Saturday, 5 November 2011

An Increasing Life!

Thank God that Psalm 92 is true. If I am not a better preacher now than I was thirty years ago, shame upon me! This is a growing life; it is an increasing life. We do not just live on some original resources. No, no! The Christian life is not merely one experience. It goes on being repeated. And, 'The best is yet to be!' The best is at the end. Listen to God's words to the prophet Isaiah: 'And even to your old age I am he; and even to hoar hairs will I carry you: I have made, and I will bear; even I will carry, and I will deliver you' (Isaiah 46:4). God does not merely start and then abandon us. No, no.

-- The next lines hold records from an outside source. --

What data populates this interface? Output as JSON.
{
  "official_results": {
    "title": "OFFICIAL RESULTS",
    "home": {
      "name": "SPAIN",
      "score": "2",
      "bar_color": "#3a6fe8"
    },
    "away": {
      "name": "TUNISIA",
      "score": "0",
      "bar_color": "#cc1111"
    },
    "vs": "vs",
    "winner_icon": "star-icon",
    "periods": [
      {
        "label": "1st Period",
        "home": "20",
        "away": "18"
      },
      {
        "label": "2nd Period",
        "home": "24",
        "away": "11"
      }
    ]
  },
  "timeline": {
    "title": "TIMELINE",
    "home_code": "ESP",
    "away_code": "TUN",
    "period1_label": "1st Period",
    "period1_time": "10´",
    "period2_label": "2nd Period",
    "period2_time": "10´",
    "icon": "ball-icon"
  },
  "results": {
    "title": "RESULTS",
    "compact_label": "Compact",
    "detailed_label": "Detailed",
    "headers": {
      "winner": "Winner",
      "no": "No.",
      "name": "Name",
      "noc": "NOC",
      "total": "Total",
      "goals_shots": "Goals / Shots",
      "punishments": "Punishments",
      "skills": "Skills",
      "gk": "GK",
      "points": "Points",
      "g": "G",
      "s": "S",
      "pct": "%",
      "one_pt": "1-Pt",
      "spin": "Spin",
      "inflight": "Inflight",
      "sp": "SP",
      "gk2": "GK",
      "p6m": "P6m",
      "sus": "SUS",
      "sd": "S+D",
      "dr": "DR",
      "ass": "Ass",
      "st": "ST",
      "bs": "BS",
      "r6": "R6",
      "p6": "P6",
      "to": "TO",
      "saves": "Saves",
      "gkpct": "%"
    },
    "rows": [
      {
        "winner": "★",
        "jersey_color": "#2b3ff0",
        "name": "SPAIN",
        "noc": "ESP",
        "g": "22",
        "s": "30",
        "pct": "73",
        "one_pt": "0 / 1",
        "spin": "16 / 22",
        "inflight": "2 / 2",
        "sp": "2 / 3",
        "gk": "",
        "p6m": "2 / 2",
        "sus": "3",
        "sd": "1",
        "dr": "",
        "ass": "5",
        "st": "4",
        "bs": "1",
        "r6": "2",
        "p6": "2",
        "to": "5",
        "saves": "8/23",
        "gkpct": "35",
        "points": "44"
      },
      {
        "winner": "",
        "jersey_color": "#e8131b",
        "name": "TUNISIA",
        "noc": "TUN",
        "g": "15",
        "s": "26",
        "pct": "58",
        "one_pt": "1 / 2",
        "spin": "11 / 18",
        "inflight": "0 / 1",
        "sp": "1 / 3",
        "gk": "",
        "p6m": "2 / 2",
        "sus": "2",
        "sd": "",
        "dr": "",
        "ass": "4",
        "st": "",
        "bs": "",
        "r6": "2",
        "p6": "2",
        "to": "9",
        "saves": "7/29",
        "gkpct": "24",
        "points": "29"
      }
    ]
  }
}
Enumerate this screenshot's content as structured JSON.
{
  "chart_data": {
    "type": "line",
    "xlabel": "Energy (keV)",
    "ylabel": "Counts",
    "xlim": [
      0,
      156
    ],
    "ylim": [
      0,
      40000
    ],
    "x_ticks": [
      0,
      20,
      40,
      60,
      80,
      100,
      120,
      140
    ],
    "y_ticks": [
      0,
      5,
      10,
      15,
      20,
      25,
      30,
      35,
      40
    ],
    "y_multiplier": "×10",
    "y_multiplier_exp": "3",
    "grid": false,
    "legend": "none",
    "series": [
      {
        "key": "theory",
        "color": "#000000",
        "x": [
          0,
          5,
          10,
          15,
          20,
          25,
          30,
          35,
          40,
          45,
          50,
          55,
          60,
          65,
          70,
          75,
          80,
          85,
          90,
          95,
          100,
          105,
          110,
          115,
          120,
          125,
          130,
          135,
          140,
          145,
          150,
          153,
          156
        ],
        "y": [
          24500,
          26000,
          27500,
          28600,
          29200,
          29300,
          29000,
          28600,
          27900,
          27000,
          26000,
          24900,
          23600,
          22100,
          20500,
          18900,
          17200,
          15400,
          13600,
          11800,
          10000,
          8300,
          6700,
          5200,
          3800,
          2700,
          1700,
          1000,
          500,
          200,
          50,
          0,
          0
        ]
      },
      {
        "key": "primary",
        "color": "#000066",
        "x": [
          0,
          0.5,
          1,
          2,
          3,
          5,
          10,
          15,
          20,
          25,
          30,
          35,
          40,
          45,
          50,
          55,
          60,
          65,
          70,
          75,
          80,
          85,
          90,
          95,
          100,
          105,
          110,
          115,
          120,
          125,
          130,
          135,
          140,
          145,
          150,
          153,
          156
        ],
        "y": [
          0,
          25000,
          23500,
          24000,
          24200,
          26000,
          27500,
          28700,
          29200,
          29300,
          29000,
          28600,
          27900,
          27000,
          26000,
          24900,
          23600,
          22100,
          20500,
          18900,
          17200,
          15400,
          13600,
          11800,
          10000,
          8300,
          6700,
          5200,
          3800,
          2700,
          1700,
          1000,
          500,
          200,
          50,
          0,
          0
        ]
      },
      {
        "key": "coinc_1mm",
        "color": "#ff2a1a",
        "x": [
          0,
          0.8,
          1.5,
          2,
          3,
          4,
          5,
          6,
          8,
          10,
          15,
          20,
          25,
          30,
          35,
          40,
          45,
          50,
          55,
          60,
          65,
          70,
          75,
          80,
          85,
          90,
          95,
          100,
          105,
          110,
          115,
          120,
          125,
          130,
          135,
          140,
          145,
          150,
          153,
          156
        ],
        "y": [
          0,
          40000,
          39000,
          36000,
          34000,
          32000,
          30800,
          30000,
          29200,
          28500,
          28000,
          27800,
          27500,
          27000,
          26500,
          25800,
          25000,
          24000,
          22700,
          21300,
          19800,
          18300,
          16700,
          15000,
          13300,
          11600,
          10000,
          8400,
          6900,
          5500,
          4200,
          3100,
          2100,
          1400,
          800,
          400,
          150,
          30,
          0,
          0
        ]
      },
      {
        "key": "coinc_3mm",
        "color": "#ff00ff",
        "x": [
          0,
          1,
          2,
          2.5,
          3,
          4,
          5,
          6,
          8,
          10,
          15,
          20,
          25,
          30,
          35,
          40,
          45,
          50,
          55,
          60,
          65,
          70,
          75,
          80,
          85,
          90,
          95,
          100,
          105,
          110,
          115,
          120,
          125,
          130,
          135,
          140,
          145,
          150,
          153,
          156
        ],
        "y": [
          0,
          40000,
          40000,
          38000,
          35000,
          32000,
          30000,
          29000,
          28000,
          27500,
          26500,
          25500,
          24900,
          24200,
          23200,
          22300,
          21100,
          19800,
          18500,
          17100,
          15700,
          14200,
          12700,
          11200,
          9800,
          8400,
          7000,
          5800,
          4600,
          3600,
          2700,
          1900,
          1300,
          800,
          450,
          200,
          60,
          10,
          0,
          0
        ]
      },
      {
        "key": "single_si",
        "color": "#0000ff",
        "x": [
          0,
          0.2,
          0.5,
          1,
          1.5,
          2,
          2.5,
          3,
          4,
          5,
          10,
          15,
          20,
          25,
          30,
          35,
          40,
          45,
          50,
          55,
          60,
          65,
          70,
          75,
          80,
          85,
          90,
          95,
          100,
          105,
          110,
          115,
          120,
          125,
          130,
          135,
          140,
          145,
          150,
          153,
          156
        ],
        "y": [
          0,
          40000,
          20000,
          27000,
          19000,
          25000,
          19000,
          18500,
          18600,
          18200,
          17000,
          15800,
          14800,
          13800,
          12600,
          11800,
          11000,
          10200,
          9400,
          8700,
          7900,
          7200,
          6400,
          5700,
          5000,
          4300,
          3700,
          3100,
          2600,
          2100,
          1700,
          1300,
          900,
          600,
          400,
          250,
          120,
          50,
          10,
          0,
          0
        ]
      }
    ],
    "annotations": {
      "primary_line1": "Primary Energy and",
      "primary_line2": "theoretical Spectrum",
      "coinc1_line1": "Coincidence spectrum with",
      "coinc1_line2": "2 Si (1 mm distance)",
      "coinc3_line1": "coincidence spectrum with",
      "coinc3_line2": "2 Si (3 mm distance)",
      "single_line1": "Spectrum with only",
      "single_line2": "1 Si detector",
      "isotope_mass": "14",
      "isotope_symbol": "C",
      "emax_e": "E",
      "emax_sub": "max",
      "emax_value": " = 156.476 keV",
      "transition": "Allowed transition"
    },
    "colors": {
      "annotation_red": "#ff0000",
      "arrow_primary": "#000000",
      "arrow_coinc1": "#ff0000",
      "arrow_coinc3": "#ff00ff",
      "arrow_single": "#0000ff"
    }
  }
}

He has said, 'I will never leave thee, nor forsake thee' (Hebrews 13:5).
 

But come to the New Testament statement of all this and see how Paul, rising to one of his great mountaintops at the end of the third chapter of 2 Corinthians, says, 'We all, with open face beholding' - and it means 'going on beholding' - 'as in a glass the glory of the Lord, are changed into the same image from glory to glory' (2 Corinthians 3:18). That is it. That is the Christian life. It is progressive. It expands and increases as we are 'changed from glory into glory'. We do not just get born again and then remain there, static, holding on to what we have, rather giving the impression that we have lost something wonderful and that the great thrill we had at the beginning has gone. That is machinery, not life. This is a life that changes us 'from glory into glory', and it is endless and eternal.
 
Again, let the poets express it for us:

Streams of mercy never ceasing
Call for songs of loudest praise.

(Robert Robinson)

That is the characteristic of this life. The hymn, 'In heavenly love abiding', which I quoted earlier, goes on to say this:

Green pastures are before me,
Which yet I have not seen;
Bright skies will soon be o'er me,
Where the dark clouds have been:
My hope I cannot measure,
My path to life is free;
My Saviour has my treasure,
And He will walk with me.

(Anna Laetitia Waring)

'For now we see through a glass, darkly; but then face to face: now I know in part; but then shall I know even as also I am known' (1 Corinthians 13:12).